The Flying Scotsman
For nearly three-quarters of a century the "Flying Scotsman" has left King's Cross for Edinburgh. It is doubtful if this record can be challenged by any other train in the world. The details of the journey were distributed only during the short period at the end of the War when, owing to the imperative need of reducing train services, the "Scotsman" was combined with a train to Leeds and Bradford, and the starting time was temporarily altered to 9.30 a.m.
Except for that break, this famous express has made its daily departure at 10 a.m. since June, 1862, from No. 10 platform at King's Cross, while the up "Scotsman," inaugurated at the same date has, with the exception of a short period during its earlier history, started from the Waverley Station, Edinburgh, at the same hour for London.
Since then nearly 45,000 journeys have been made, and the "Flying Scotsman" has traveled for a total of eighteen million miles between London and Edinburgh alone, apart from the still longer journeys of the portions of the train which run through to Glasgow, Perth and Aberdeen.
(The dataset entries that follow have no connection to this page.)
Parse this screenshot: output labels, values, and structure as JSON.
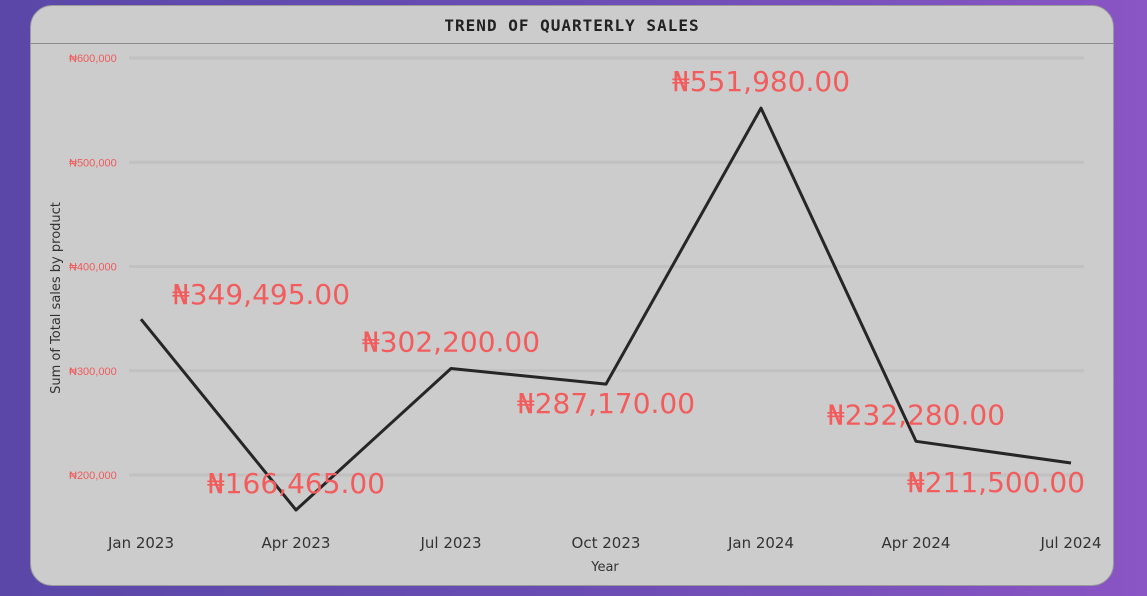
{
  "chart_data": {
    "type": "line",
    "title": "TREND OF QUARTERLY SALES",
    "xlabel": "Year",
    "ylabel": "Sum of Total sales by product",
    "categories": [
      "Jan 2023",
      "Apr 2023",
      "Jul 2023",
      "Oct 2023",
      "Jan 2024",
      "Apr 2024",
      "Jul 2024"
    ],
    "values": [
      349495,
      166465,
      302200,
      287170,
      551980,
      232280,
      211500
    ],
    "data_labels": [
      "₦349,495.00",
      "₦166,465.00",
      "₦302,200.00",
      "₦287,170.00",
      "₦551,980.00",
      "₦232,280.00",
      "₦211,500.00"
    ],
    "y_ticks": [
      200000,
      300000,
      400000,
      500000,
      600000
    ],
    "y_tick_labels": [
      "₦200,000",
      "₦300,000",
      "₦400,000",
      "₦500,000",
      "₦600,000"
    ],
    "ylim": [
      200000,
      600000
    ],
    "grid": true,
    "colors": {
      "line": "#262626",
      "labels": "#f25c5c",
      "card": "#cccccc"
    }
  }
}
Every year the mileage run by the "Flying Scotsman" between the English and Scottish capitals would be sufficient to take each of the two trains on the service roughly five times round the world.
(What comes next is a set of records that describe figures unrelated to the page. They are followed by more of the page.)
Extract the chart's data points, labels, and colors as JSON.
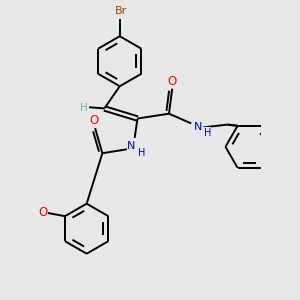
{
  "background_color": "#e8e8e8",
  "atom_colors": {
    "C": "#000000",
    "H": "#7aabab",
    "N": "#0000cc",
    "O": "#ff0000",
    "Br": "#994400"
  },
  "bond_color": "#000000",
  "bond_width": 1.4,
  "figsize": [
    3.0,
    3.0
  ],
  "dpi": 100,
  "xlim": [
    -0.3,
    5.2
  ],
  "ylim": [
    -3.8,
    3.6
  ]
}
During this long life tremendous changes have taken place. When the "Flying Scotsman" first ran, the coaches of which it was composed were six-wheelers ; corridors had not been heard of and dining cars were unknown. Not until 1900 was a really up-to-date seven-coach train, made up entirely of twelve-wheeled cars carried on six-wheeled bogies, introduced to the service.
These fine vehicles were 64 ft. 6 in. long, of an American pattern, with bow-end and the American "buck-eye" type of steel-coupling, which has been standard ever since for main-line stock on the East Coast route, and is one of the secrets of the smooth traveling for which these East Coast trains have been famous.
Until 1900 the "Flying Scotsman" had always stopped for twenty minutes at York while its passengers ate a hasty lunch in the station dining-room ; but dining cars were included with the new coaches and the stop at York was cut from twenty minutes to under ten minutes. The seven-coach train of 1900 weighed 265 tons, and added at least 30 per cent to the weight of the trains that had been in use up till then.